Friday, August 28, 2015

Mtzkheta, Geogia

Arrived in Mtskheta by taxi for £10 (!)
Its 1gel (27p) by bus, only Ididn't know where to get the bus and didn't want to be traipsing around with my bags, (even though when I checked at the airport it was only 7.5kg.)
Delighted with the place at once. Super friendly, landladies daughter speaking English. Super clean and comfortable bed.
Cool, fresh air, grapes hanging from pergolas. So nice to be out of the city.
Walked around and saw the sights, two major old churches,lots of tourists, (religion is big here, and wine). The town has all been restored so it does not seem real. Its more like a film set. Also really small. I'd pretty much covered the whole town by the end of the afternoon.
Pleasant though, and comfortable, cool weather.

Had an excellent red berry icecream and dinner in nearby restaurant.
Aubergine with walnut paste and saute potatoes and drank what turned out to be something like scrumpy cider which went straight to my head. Only £3.50 in total.
women with dyed hair and towering platform shoes, men smoking and drinking beer followed by vodka and some green liquer.
Bought a new case for my phone to replace the one from Italy, (stolen in Ub) Nice, hand embroidered.
 Walked to ancient palace ruins opposite the town over the river.
Spent next day at an enamelled jewelery making workshop (it is the thing here) run by   volunteers at a centre for refugees.

It has to be finished and polished and I will  collect it on my way back.
Since the weather is forecast to be terrible next week, decided to postpone trekking in northern mountains and head east to wine/ monastery  country.
Left after leisurely breakfast with 2 hours to get bus to Signaghi.

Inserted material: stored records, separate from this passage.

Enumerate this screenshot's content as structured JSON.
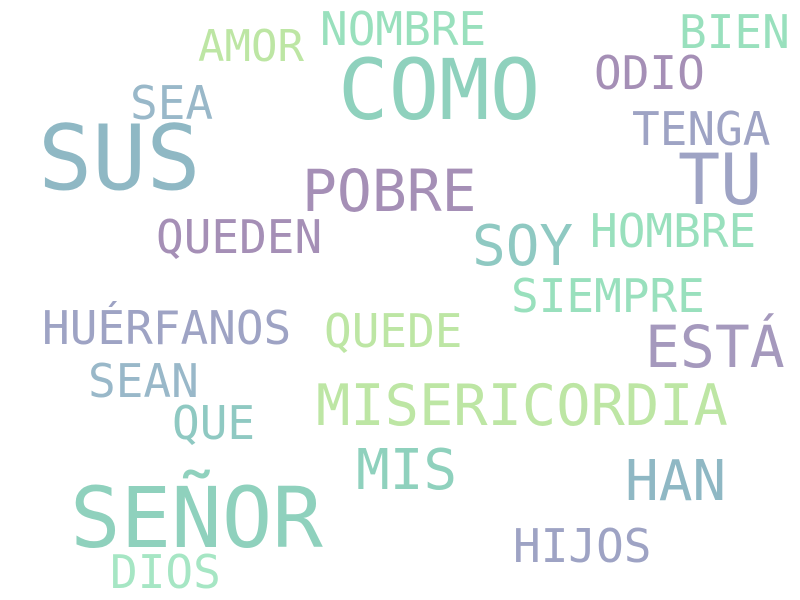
{
  "words": [
    {
      "text": "COMO",
      "color": "#8fd1bd"
    },
    {
      "text": "SUS",
      "color": "#8fb8c4"
    },
    {
      "text": "SEÑOR",
      "color": "#8fd1bd"
    },
    {
      "text": "TU",
      "color": "#9ea3c4"
    },
    {
      "text": "POBRE",
      "color": "#a58fb6"
    },
    {
      "text": "MISERICORDIA",
      "color": "#bde6a4"
    },
    {
      "text": "ESTÁ",
      "color": "#a599bd"
    },
    {
      "text": "HAN",
      "color": "#8fb8c4"
    },
    {
      "text": "MIS",
      "color": "#8fd1bd"
    },
    {
      "text": "SOY",
      "color": "#8fc9c2"
    },
    {
      "text": "NOMBRE",
      "color": "#99e0bd"
    },
    {
      "text": "AMOR",
      "color": "#bde6a4"
    },
    {
      "text": "BIEN",
      "color": "#99e0bd"
    },
    {
      "text": "ODIO",
      "color": "#a58fb6"
    },
    {
      "text": "SEA",
      "color": "#99b8c9"
    },
    {
      "text": "TENGA",
      "color": "#9ea3c4"
    },
    {
      "text": "QUEDEN",
      "color": "#a58fb6"
    },
    {
      "text": "HOMBRE",
      "color": "#99e0bd"
    },
    {
      "text": "SIEMPRE",
      "color": "#99e0bd"
    },
    {
      "text": "HUÉRFANOS",
      "color": "#9ea3c4"
    },
    {
      "text": "QUEDE",
      "color": "#bde6a4"
    },
    {
      "text": "SEAN",
      "color": "#99b8c9"
    },
    {
      "text": "QUE",
      "color": "#8fc9c2"
    },
    {
      "text": "HIJOS",
      "color": "#9ea3c4"
    },
    {
      "text": "DIOS",
      "color": "#a6e6c4"
    }
  ]
}
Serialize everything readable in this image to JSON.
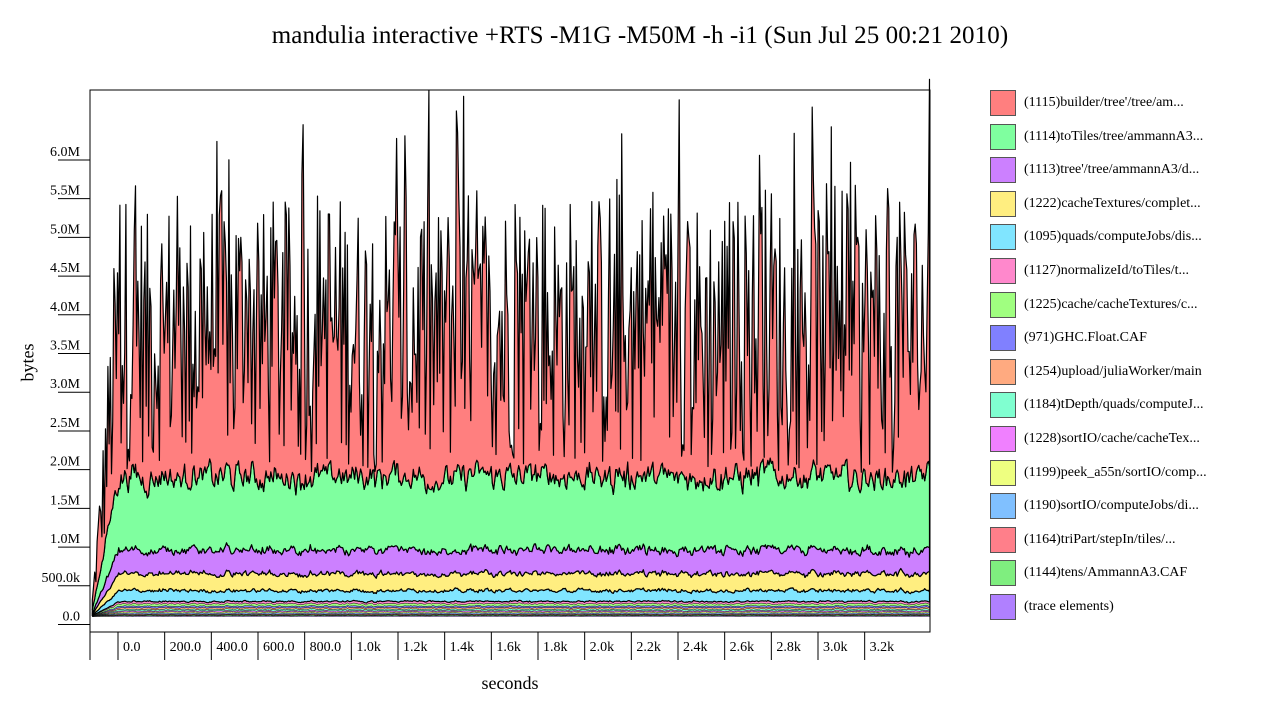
{
  "chart_data": {
    "type": "area",
    "title": "mandulia interactive +RTS -M1G -M50M -h -i1 (Sun Jul 25 00:21 2010)",
    "xlabel": "seconds",
    "ylabel": "bytes",
    "xlim": [
      -120,
      3480
    ],
    "ylim": [
      -200000,
      6800000
    ],
    "x_ticks": [
      {
        "value": 0,
        "label": "0.0"
      },
      {
        "value": 200,
        "label": "200.0"
      },
      {
        "value": 400,
        "label": "400.0"
      },
      {
        "value": 600,
        "label": "600.0"
      },
      {
        "value": 800,
        "label": "800.0"
      },
      {
        "value": 1000,
        "label": "1.0k"
      },
      {
        "value": 1200,
        "label": "1.2k"
      },
      {
        "value": 1400,
        "label": "1.4k"
      },
      {
        "value": 1600,
        "label": "1.6k"
      },
      {
        "value": 1800,
        "label": "1.8k"
      },
      {
        "value": 2000,
        "label": "2.0k"
      },
      {
        "value": 2200,
        "label": "2.2k"
      },
      {
        "value": 2400,
        "label": "2.4k"
      },
      {
        "value": 2600,
        "label": "2.6k"
      },
      {
        "value": 2800,
        "label": "2.8k"
      },
      {
        "value": 3000,
        "label": "3.0k"
      },
      {
        "value": 3200,
        "label": "3.2k"
      }
    ],
    "y_ticks": [
      {
        "value": 0,
        "label": "0.0"
      },
      {
        "value": 500000,
        "label": "500.0k"
      },
      {
        "value": 1000000,
        "label": "1.0M"
      },
      {
        "value": 1500000,
        "label": "1.5M"
      },
      {
        "value": 2000000,
        "label": "2.0M"
      },
      {
        "value": 2500000,
        "label": "2.5M"
      },
      {
        "value": 3000000,
        "label": "3.0M"
      },
      {
        "value": 3500000,
        "label": "3.5M"
      },
      {
        "value": 4000000,
        "label": "4.0M"
      },
      {
        "value": 4500000,
        "label": "4.5M"
      },
      {
        "value": 5000000,
        "label": "5.0M"
      },
      {
        "value": 5500000,
        "label": "5.5M"
      },
      {
        "value": 6000000,
        "label": "6.0M"
      }
    ],
    "grid": false,
    "legend_position": "right",
    "series": [
      {
        "name": "(1115)builder/tree'/tree/am...",
        "color": "#ff7f7f",
        "typical_bytes": 1700000,
        "variability": 1800000
      },
      {
        "name": "(1114)toTiles/tree/ammannA3...",
        "color": "#7fff9f",
        "typical_bytes": 950000,
        "variability": 300000
      },
      {
        "name": "(1113)tree'/tree/ammannA3/d...",
        "color": "#cc80ff",
        "typical_bytes": 300000,
        "variability": 90000
      },
      {
        "name": "(1222)cacheTextures/complet...",
        "color": "#ffee80",
        "typical_bytes": 220000,
        "variability": 50000
      },
      {
        "name": "(1095)quads/computeJobs/dis...",
        "color": "#80e5ff",
        "typical_bytes": 140000,
        "variability": 40000
      },
      {
        "name": "(1127)normalizeId/toTiles/t...",
        "color": "#ff88cc",
        "typical_bytes": 30000,
        "variability": 10000
      },
      {
        "name": "(1225)cache/cacheTextures/c...",
        "color": "#a0ff80",
        "typical_bytes": 30000,
        "variability": 10000
      },
      {
        "name": "(971)GHC.Float.CAF",
        "color": "#8080ff",
        "typical_bytes": 20000,
        "variability": 5000
      },
      {
        "name": "(1254)upload/juliaWorker/main",
        "color": "#ffaa80",
        "typical_bytes": 20000,
        "variability": 5000
      },
      {
        "name": "(1184)tDepth/quads/computeJ...",
        "color": "#80ffd0",
        "typical_bytes": 20000,
        "variability": 5000
      },
      {
        "name": "(1228)sortIO/cache/cacheTex...",
        "color": "#f080ff",
        "typical_bytes": 15000,
        "variability": 5000
      },
      {
        "name": "(1199)peek_a55n/sortIO/comp...",
        "color": "#eeff80",
        "typical_bytes": 15000,
        "variability": 5000
      },
      {
        "name": "(1190)sortIO/computeJobs/di...",
        "color": "#80c0ff",
        "typical_bytes": 15000,
        "variability": 5000
      },
      {
        "name": "(1164)triPart/stepIn/tiles/...",
        "color": "#ff7f8a",
        "typical_bytes": 10000,
        "variability": 4000
      },
      {
        "name": "(1144)tens/AmmannA3.CAF",
        "color": "#7fee7f",
        "typical_bytes": 10000,
        "variability": 4000
      },
      {
        "name": "(trace elements)",
        "color": "#b080ff",
        "typical_bytes": 10000,
        "variability": 4000
      }
    ]
  }
}
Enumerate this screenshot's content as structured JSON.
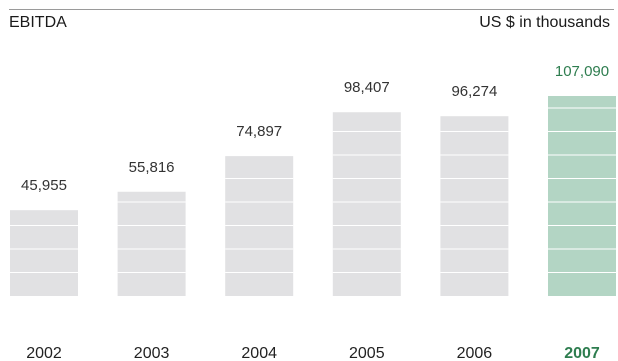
{
  "chart_data": {
    "type": "bar",
    "title": "EBITDA",
    "unit_label": "US $ in thousands",
    "categories": [
      "2002",
      "2003",
      "2004",
      "2005",
      "2006",
      "2007"
    ],
    "values": [
      45955,
      55816,
      74897,
      98407,
      96274,
      107090
    ],
    "value_labels": [
      "45,955",
      "55,816",
      "74,897",
      "98,407",
      "96,274",
      "107,090"
    ],
    "highlight_index": 5,
    "grid": false,
    "legend": "none"
  },
  "colors": {
    "bar": "#e1e1e3",
    "bar_highlight": "#b3d5c4",
    "highlight_text": "#2e7d4f",
    "band_line": "#ffffff",
    "rule": "#9a9a9a"
  }
}
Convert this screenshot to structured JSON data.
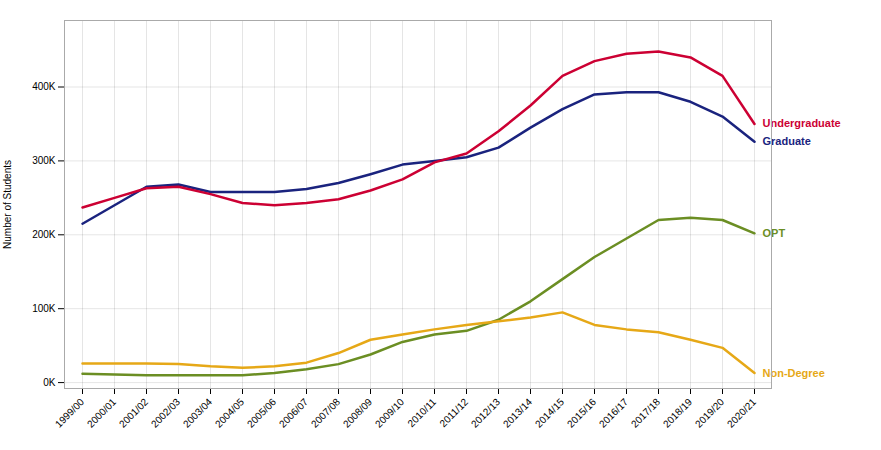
{
  "chart_data": {
    "type": "line",
    "ylabel": "Number of Students",
    "categories": [
      "1999/00",
      "2000/01",
      "2001/02",
      "2002/03",
      "2003/04",
      "2004/05",
      "2005/06",
      "2006/07",
      "2007/08",
      "2008/09",
      "2009/10",
      "2010/11",
      "2011/12",
      "2012/13",
      "2013/14",
      "2014/15",
      "2015/16",
      "2016/17",
      "2017/18",
      "2018/19",
      "2019/20",
      "2020/21"
    ],
    "series": [
      {
        "name": "Graduate",
        "color": "#1a237e",
        "values": [
          215000,
          240000,
          265000,
          268000,
          258000,
          258000,
          258000,
          262000,
          270000,
          282000,
          295000,
          300000,
          305000,
          318000,
          345000,
          370000,
          390000,
          393000,
          393000,
          380000,
          360000,
          326000
        ]
      },
      {
        "name": "Undergraduate",
        "color": "#cc0033",
        "values": [
          237000,
          250000,
          263000,
          265000,
          255000,
          243000,
          240000,
          243000,
          248000,
          260000,
          275000,
          298000,
          310000,
          340000,
          375000,
          415000,
          435000,
          445000,
          448000,
          440000,
          415000,
          350000
        ]
      },
      {
        "name": "OPT",
        "color": "#6b8e23",
        "values": [
          12000,
          11000,
          10000,
          10000,
          10000,
          10000,
          13000,
          18000,
          25000,
          38000,
          55000,
          65000,
          70000,
          85000,
          110000,
          140000,
          170000,
          195000,
          220000,
          223000,
          220000,
          202000
        ]
      },
      {
        "name": "Non-Degree",
        "color": "#e6a817",
        "values": [
          26000,
          26000,
          26000,
          25000,
          22000,
          20000,
          22000,
          27000,
          40000,
          58000,
          65000,
          72000,
          78000,
          83000,
          88000,
          95000,
          78000,
          72000,
          68000,
          58000,
          47000,
          13000
        ]
      }
    ],
    "ylim": [
      -8000,
      490000
    ],
    "yticks": [
      {
        "value": 0,
        "label": "0K"
      },
      {
        "value": 100000,
        "label": "100K"
      },
      {
        "value": 200000,
        "label": "200K"
      },
      {
        "value": 300000,
        "label": "300K"
      },
      {
        "value": 400000,
        "label": "400K"
      }
    ],
    "grid": true
  }
}
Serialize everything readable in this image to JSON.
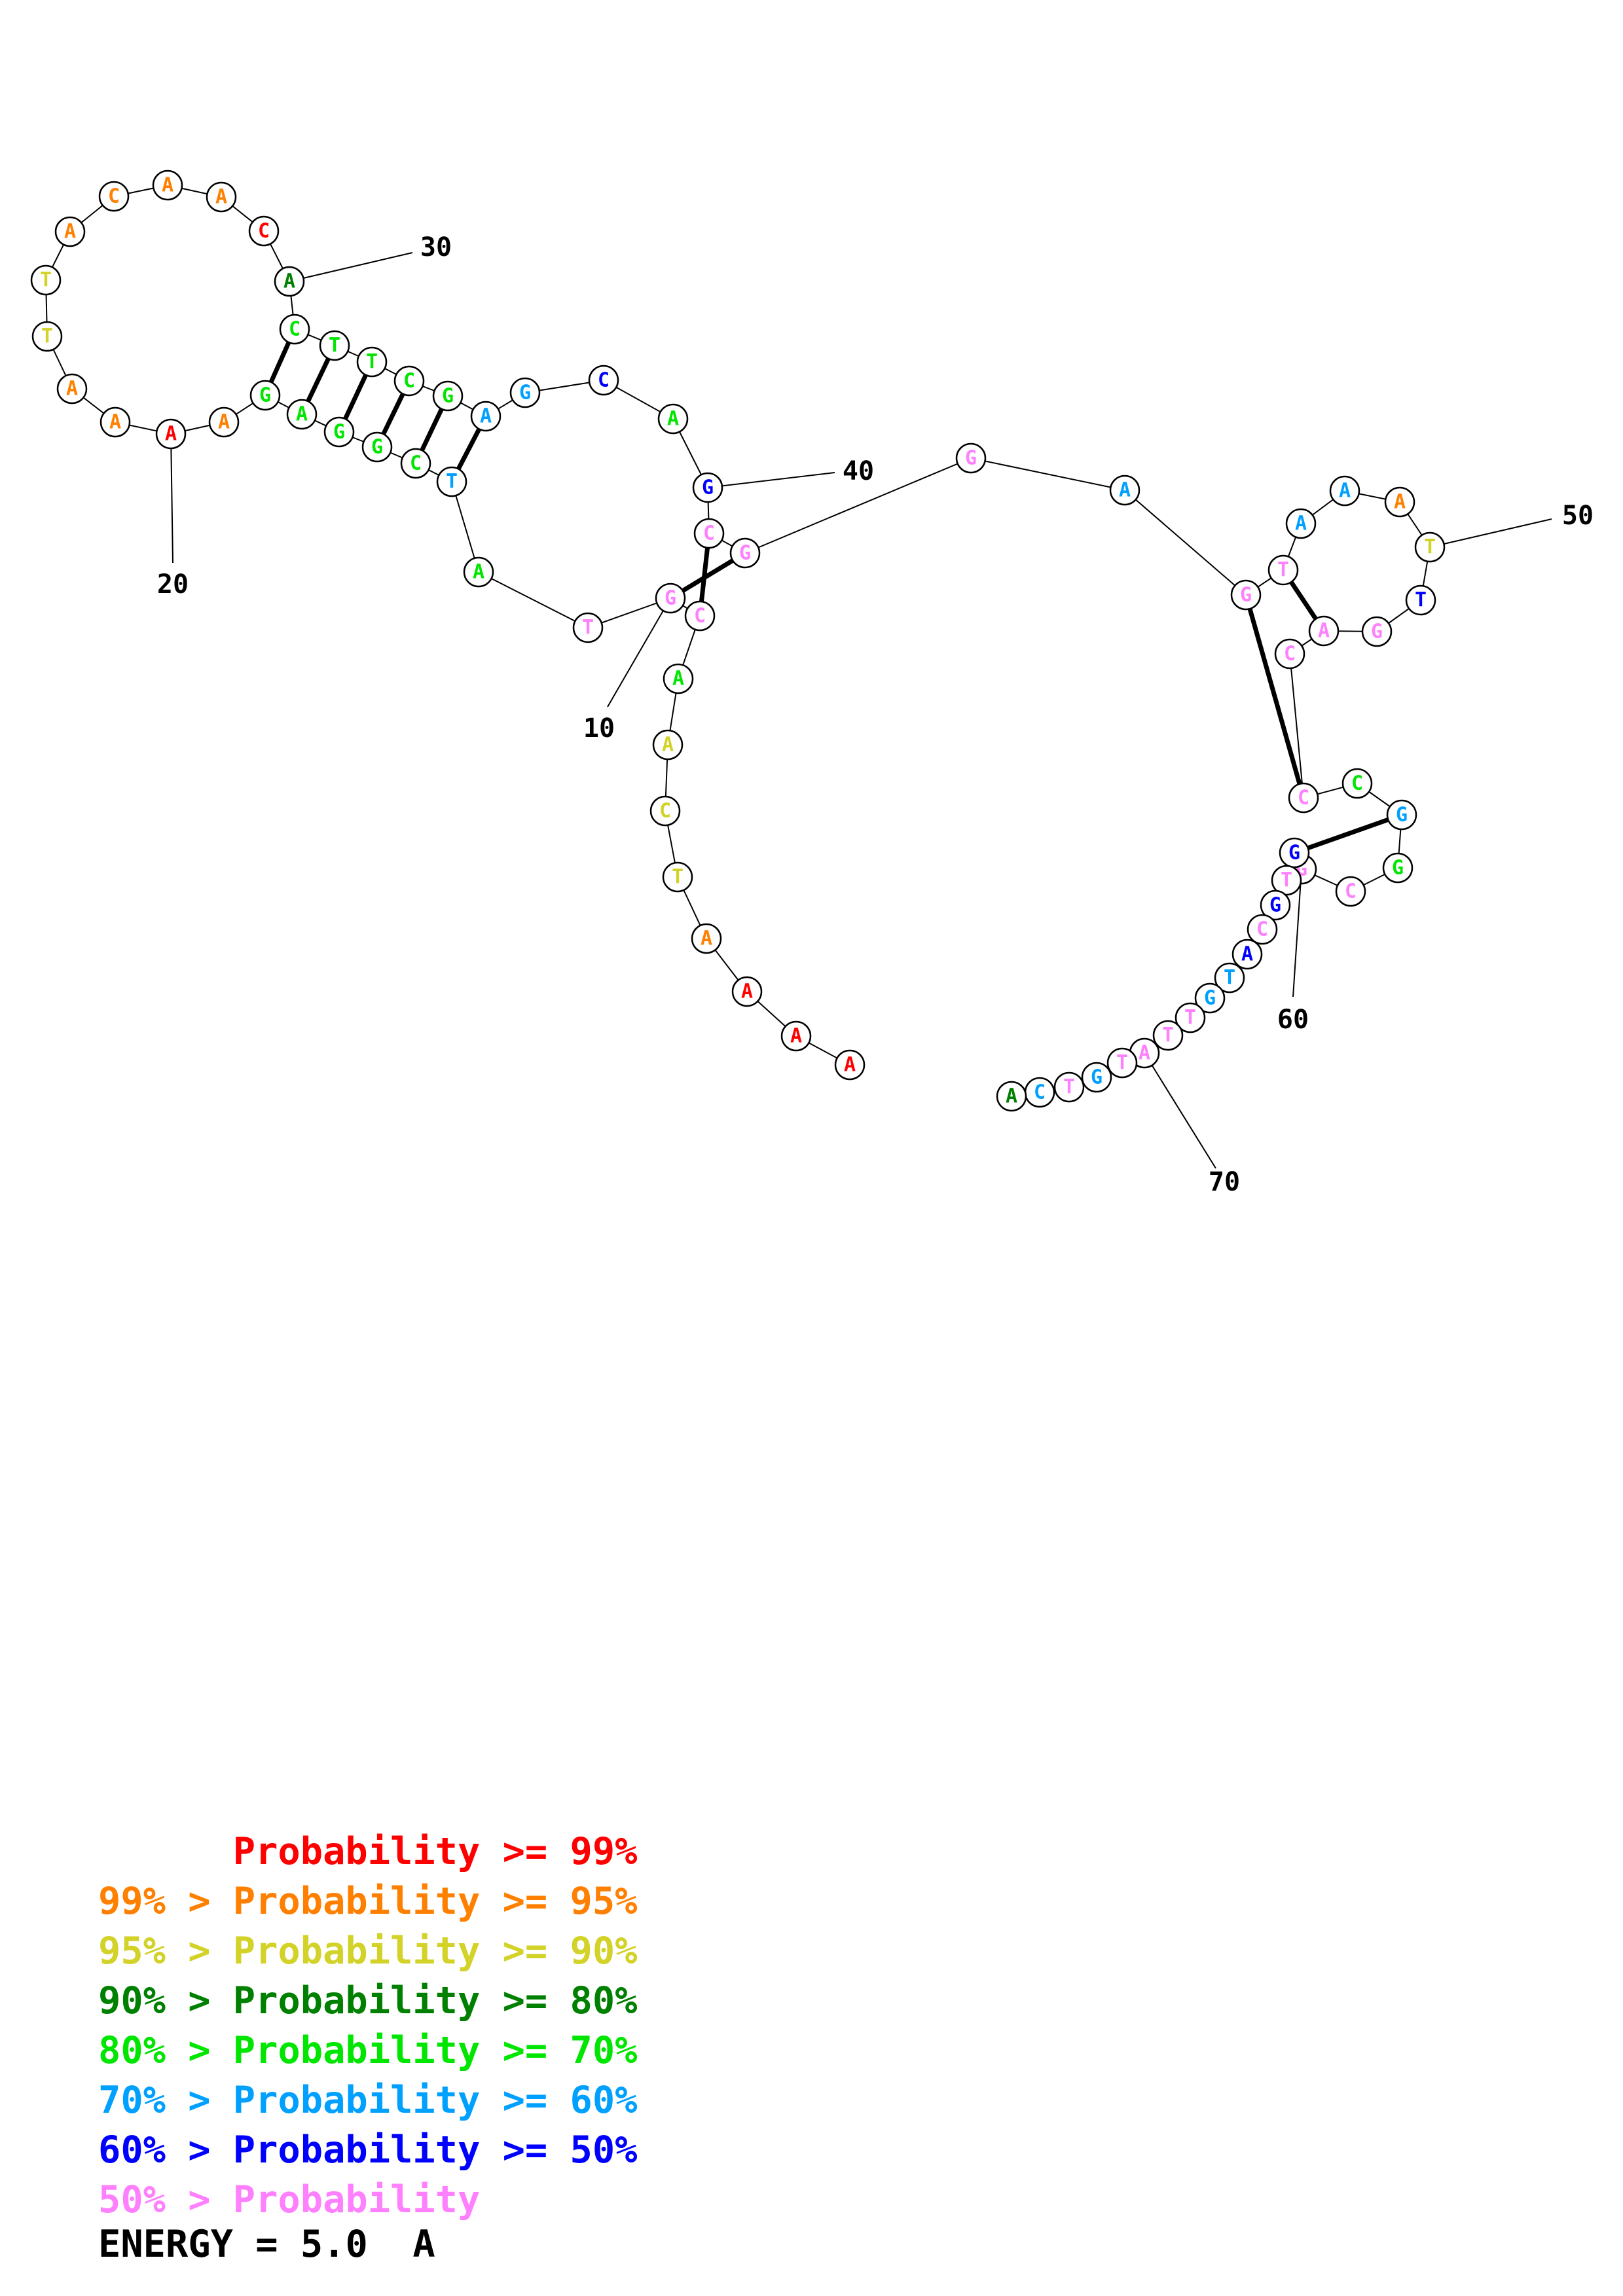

Did not realise the Signaghi bus station was on the other side of the city. Not difficult though, Directed to nearby metro and walked from there to bus to find I had missed the 11am by seconds. Next one in 2 hours.
It was raining, turning this scruffy, run down, back end of Tbilisi into a muddy mess. Enormous contrast between the metro here and the one in Almaty  .
People sitting on the street selling fresh wild plums, rose hips, blackberries and raspberries; unfortunately only in large quantities.
Eventually reached Signaghi, another pretty tourist town with steep cobbled streets. After considerable difficulty found my guest house (no sign, just a normal home) owned by a lovely old lady who at once plied me with home made figs in sweet syrup (they were boiling on the stove) and red wine, so sweet I drank it without realising how strong it was and passed out for the afternoon.

Wonderful dinner cooked by Maria but with one dish I did not recognise. Some kind of offal, dark brown, tasting like kidney but wrinkled chunks. Declined any more wine. Marias family and chubby grandaughters, so charming in the afternnon, were crashing around,  shouting until 2 am. I wanted to strangle them so moved to another guest house in the morning.
Torrential rain turned the streets into rivers, not for long but caught some guys who had hired quad bikes. Completely saturated.

Saw them again in the restaurant where I had dinner. There was traditional music and their girls danced.
Very glad to have moved to town centre only 2 minutes from bus station; more heavy rain all day.
Beat up marshrutka 2 hours to Telavi. Planned a tour of the region but no point in this weather.